I went outside and picked some daffodils today.

This may not seem like much but 3 days after stopping the Abilify I am beginning to feel a spark of life inside me. The daffodils are a symbol of that life.  And I brought them into my house and put them in a pretty vase and felt a wave of something like joy mixed with satisfaction that was absent for some time.  I set them on the living room table and just stared at their cheerful yellow faces and told myself that I was going to be okay.



It has been a long winter and the signs of spring are finally showing themselves and I am feeling optimistic today that the gloom and gray of winter is moving out and allowing the delight and sunshine to move into its place.  I am also optimistic that I am going to survive this most recent detour into misery and that I will also begin to see some new buds of hope unfolding within me.  Something has got to give, right?

Did I mention that I haven't moved out yet?  That is happening at the end of this month.  

Sunday, April 14, 2013

Excruciating

I am having a hard time lately.  For the past month or so it feels like every little thing is just awful.

It isn't just that the things I used to enjoy are not interesting to me.  It's that NOTHING is interesting to me.  Everything seems excruciating.  Not just the things that every depressed person hates to do.  Not the way that showering seems like a climb up Everest or cleaning the house is like being water-boarded.  I mean simple things.  There isn't a show on tv that isn't boring.  Nothing my kid does makes me smile (I mean, I fake it for her sake but honestly nothing does).  Nothing on the internet could possibly amuse me.  Eating is a chore.  "Relaxing" used to be heavenly.  Now I dread having unstructured time because all that I want to do is sleep.  And when I DO have to do something it is a mental wrestling match where going back to bed almost always wins.

This is not the kind of depression I usually suffer from.  In my usual state I can at least talk myself into not HATING everything.  I can usually go through the motions.  This kind of depression makes calling a friend for coffee feel like agony.  And sitting through another boring conversation feel like sitting through a root canal.

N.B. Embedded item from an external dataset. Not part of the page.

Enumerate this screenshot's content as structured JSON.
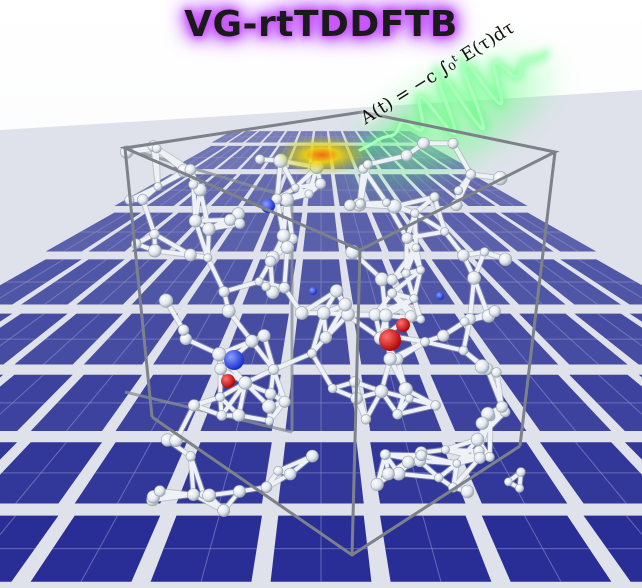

The worst part is how this makes me a really terrible mother.  I am finding no joy in her. I see her doing these things that SHOULD fill me with pride but all I feel is empty.  She makes these videos of herself and when she plays them for me I want to scream because they fill me with sadness.  Playing with her is like hard labor where I am forced to put on a happy face and try to somehow ignore how awkward I am doing anything but sleeping.  Needless to say, lately I barely play with her.  I don't even have the energy to get mad at her when she does something wrong.  I often just ignore it because I cannot face her tantrum or crying.  This makes me a shitty parent.

I recently started Abilify in addition to the other anti-depressants I am taking.  I also was put on Ambien for sleep problems.  Has anyone else had these kinds of effects from these drugs or am I just spiraling down again?